For the launch of The Making Of The Authority, (it's capitalised. Just go with us), series creators Rabia Dukakis, Mark thewlis and Greg Bhogal got asked to explain themselves and what the hell they were thinking when they pitched a superhero-based series.
we all read comics. Rabia and mark had been reading them since they were teenagers, and Greg had Sandman dumped forcibly on his head at college. People in spandex beating other people up for great justice for the most part, with all these strange side bits that explore noir films, gangsters, vampires, people's ordinary lives... but mostly Rabia couldn't be torn away from Batman. Mark's all about the X-Men. The thing was, we'd all known that if you did it right, comics on screen could be amazing, but they were normally films, who'd had to distill it down to the origin story and two hours. The problem with comics is that they're a serialised form. A really, really, really long serialised form. Lots of characters, lots of villains, lots of ups and downs, life changes, and so on. They're not just a two-hour snapshot. And one day, Mark, who'd long been a Warren Ellis fan, thought 'why the hell not do a tv series?'. Only not a soap like Lois and Clark back in the nineties, but something that was full-on action and thrills, real world changing stuff, not like 'Superman stops robbers'. People whose main job is being a superhero, not doing it on the side. And the thing was, Warren had, back in the nineties at the very turn of the century, created an utterly mad comic about a bunch of superheroes who'd got together to battle precisely that. All the stuff the regular ones couldn't do. They weren't going to try to fight that mugger on the street corner, they were there to fight the giant invading force from the dimension next door searching for new worlds to colonise. And they couldn't have this one. Though if a mugger was stupid enough to go after them, they'd end up a smear on the pavement. And then he decided that the look and feel should be a widescreen experience and pulled in Bryan Hitch to realise his mad vision.
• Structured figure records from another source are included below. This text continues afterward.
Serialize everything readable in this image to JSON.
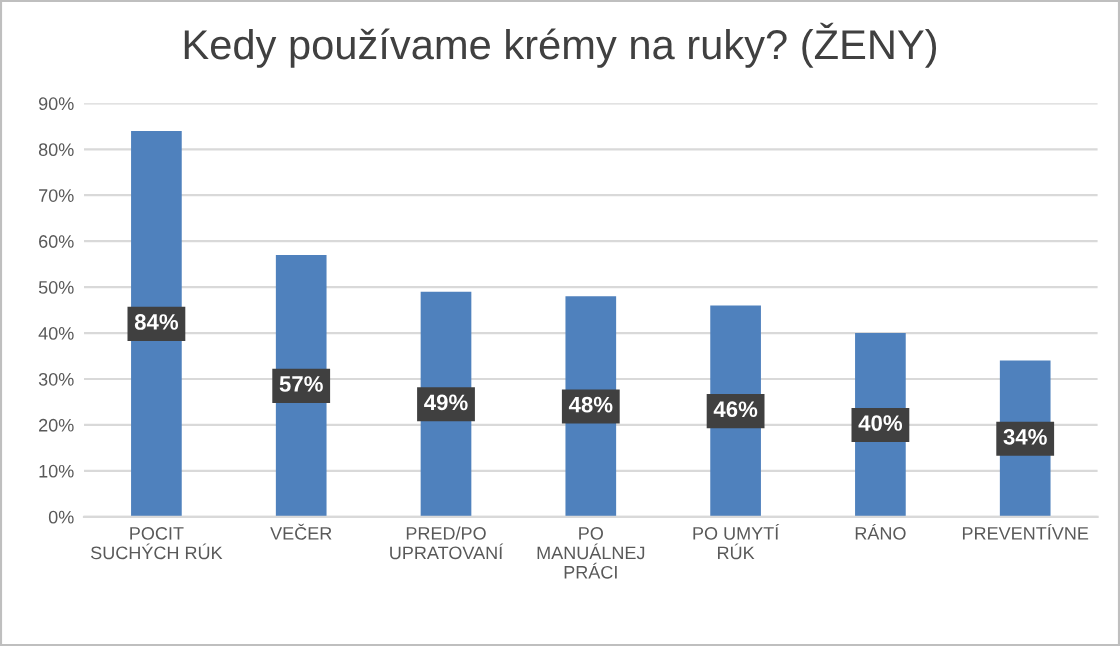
{
  "chart_data": {
    "type": "bar",
    "title": "Kedy používame krémy na ruky? (ŽENY)",
    "categories": [
      "POCIT SUCHÝCH RÚK",
      "VEČER",
      "PRED/PO UPRATOVANÍ",
      "PO MANUÁLNEJ PRÁCI",
      "PO UMYTÍ RÚK",
      "RÁNO",
      "PREVENTÍVNE"
    ],
    "values": [
      84,
      57,
      49,
      48,
      46,
      40,
      34
    ],
    "value_labels": [
      "84%",
      "57%",
      "49%",
      "48%",
      "46%",
      "40%",
      "34%"
    ],
    "color": "#4f81bd",
    "ylim": [
      0,
      90
    ],
    "yticks": [
      {
        "value": 0,
        "label": "0%"
      },
      {
        "value": 10,
        "label": "10%"
      },
      {
        "value": 20,
        "label": "20%"
      },
      {
        "value": 30,
        "label": "30%"
      },
      {
        "value": 40,
        "label": "40%"
      },
      {
        "value": 50,
        "label": "50%"
      },
      {
        "value": 60,
        "label": "60%"
      },
      {
        "value": 70,
        "label": "70%"
      },
      {
        "value": 80,
        "label": "80%"
      },
      {
        "value": 90,
        "label": "90%"
      }
    ],
    "grid": "y",
    "legend": false
  }
}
So essentially Mark made enquiries to Warren's agent and the people at DC who own Wildstorm, and then one night, fully caffeinated up to the hilt, he dumped The Authority and Stormwatch graphic novels that Warren's work had been collected into (Stormwatch being the comic that The Authority was born out of the ashes of) on Rabia and Greg, and they couldn't stop boggling. And called him utterly insane. An alcoholic burnout the same age as the century who'd been fighting for a better world all her life who'd pulled together a team consisting of ex-Black Ops superpowered beings, ex government experiments soldiers who'd gone on the run, and a shaman and mad scientist who'd turned herself into her own project. And hit the ground running. It had enough backstory in there to really flesh it out, and the characters were mad enough and the stories jam-packed enough for mark to sucker Rabia and Greg into his cause.
And because we are certifiably mad and dribbling, we pitched to HBO. And they agreed that they'd like to give it a shot, because there weren't enough explosions in their lives. (Rabia is personally of the opinion that they just want to see LA devastated)
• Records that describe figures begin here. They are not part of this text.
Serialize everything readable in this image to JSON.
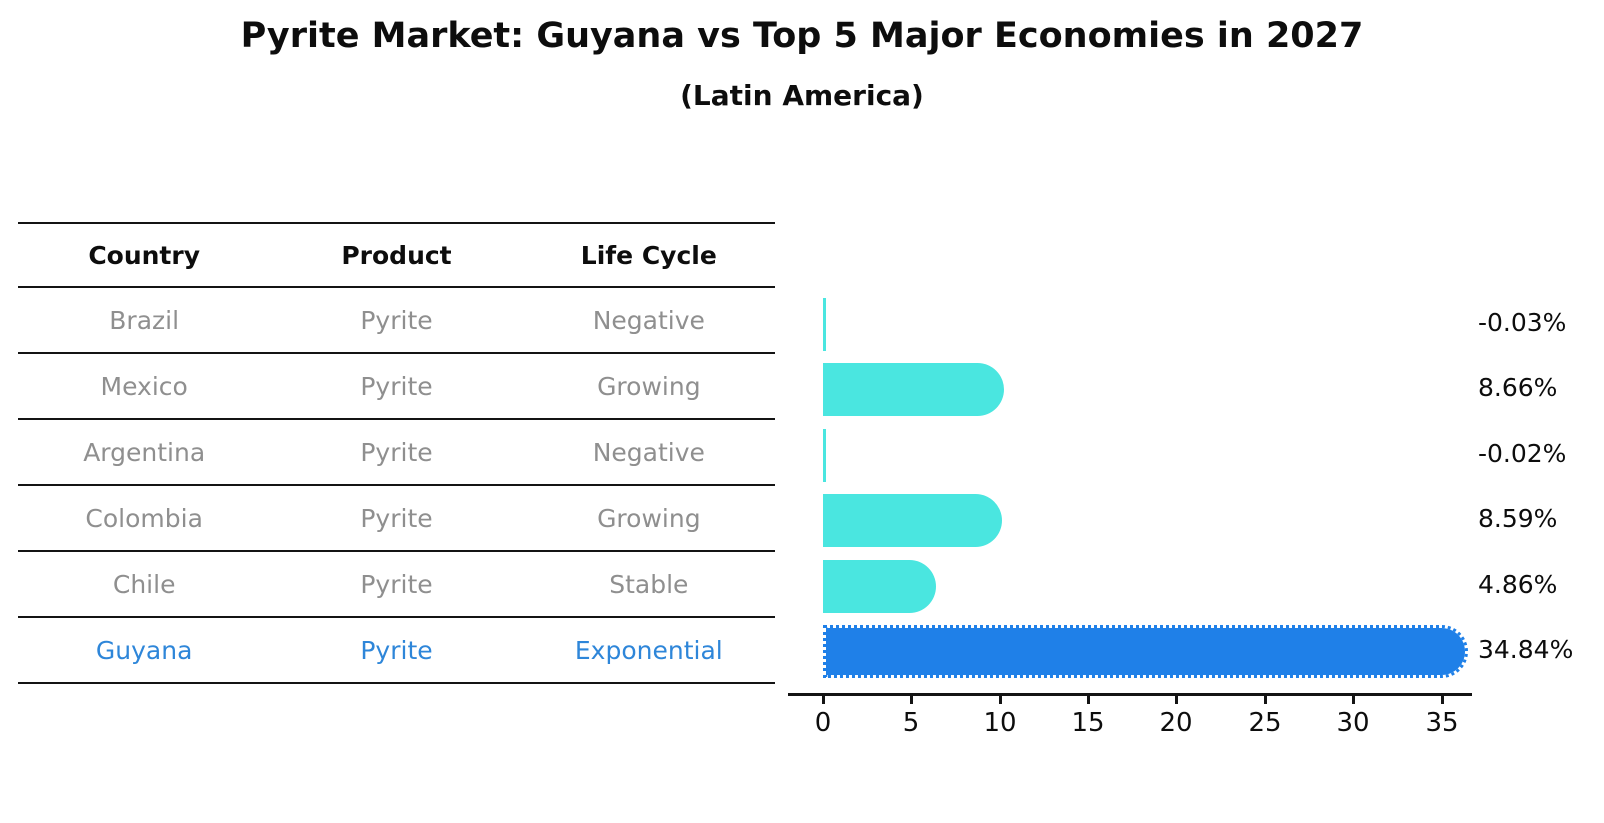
{
  "title": "Pyrite Market: Guyana vs Top 5 Major Economies in 2027",
  "subtitle": "(Latin America)",
  "table": {
    "headers": [
      "Country",
      "Product",
      "Life Cycle"
    ],
    "rows": [
      {
        "country": "Brazil",
        "product": "Pyrite",
        "life_cycle": "Negative",
        "highlight": false
      },
      {
        "country": "Mexico",
        "product": "Pyrite",
        "life_cycle": "Growing",
        "highlight": false
      },
      {
        "country": "Argentina",
        "product": "Pyrite",
        "life_cycle": "Negative",
        "highlight": false
      },
      {
        "country": "Colombia",
        "product": "Pyrite",
        "life_cycle": "Growing",
        "highlight": false
      },
      {
        "country": "Chile",
        "product": "Pyrite",
        "life_cycle": "Stable",
        "highlight": false
      },
      {
        "country": "Guyana",
        "product": "Pyrite",
        "life_cycle": "Exponential",
        "highlight": true
      }
    ]
  },
  "chart_data": {
    "type": "bar",
    "orientation": "horizontal",
    "categories": [
      "Brazil",
      "Mexico",
      "Argentina",
      "Colombia",
      "Chile",
      "Guyana"
    ],
    "values": [
      -0.03,
      8.66,
      -0.02,
      8.59,
      4.86,
      34.84
    ],
    "value_labels": [
      "-0.03%",
      "8.66%",
      "-0.02%",
      "8.59%",
      "4.86%",
      "34.84%"
    ],
    "x_ticks": [
      0,
      5,
      10,
      15,
      20,
      25,
      30,
      35
    ],
    "xlim": [
      0,
      35
    ],
    "grid": false,
    "legend": "none",
    "highlight_index": 5,
    "bar_color": "#4ae6e0",
    "highlight_color": "#1f80e8",
    "highlight_text_color": "#2e86d9",
    "row_text_color": "#8f8f8f"
  }
}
So, after all the meetings and wrangles and script re-writing, we're in the distinctly strange place of watching our vision unfold in the legendary film-making place that is Pinewood Studios. Though we mostly spend it in odd pubs in London arguing about script tweaks. Yesterday we watched Swift fall twenty feet and eviscerate people with her claws. three days ago we saw The Engineer call up information from a bank of screens. Today we're watching Jack Hawksmoor leap over people's heads to beat them up, and he's taking us for dinner afterwards.
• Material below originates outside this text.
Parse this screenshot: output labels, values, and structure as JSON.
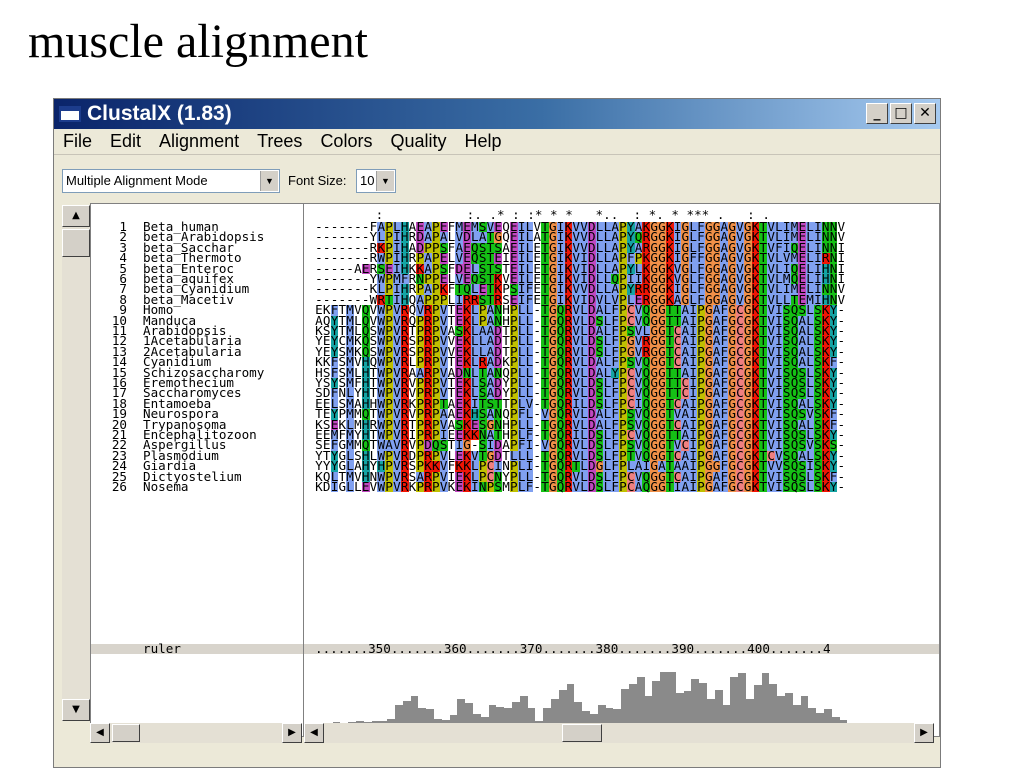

Ages to go yet, but watching this kind of thing realised, even with the knowledge that we've got half a tonne of CGI and post-production to be piled on top (no matter how much Mei Jones bullies them, prosthetics and tech have yet to make a pair of wings that will enable Swift to *actually* fly) is stunning, and we just want to say a big thank you to everyone involved. Except Warren Ellis. We're going to murder him in his sleep for making us try to work out precisely how we could get some of those images and concepts work on screen instead of the page.
- Rabia Dukakis, Mark thewlis and Greg Bhogal.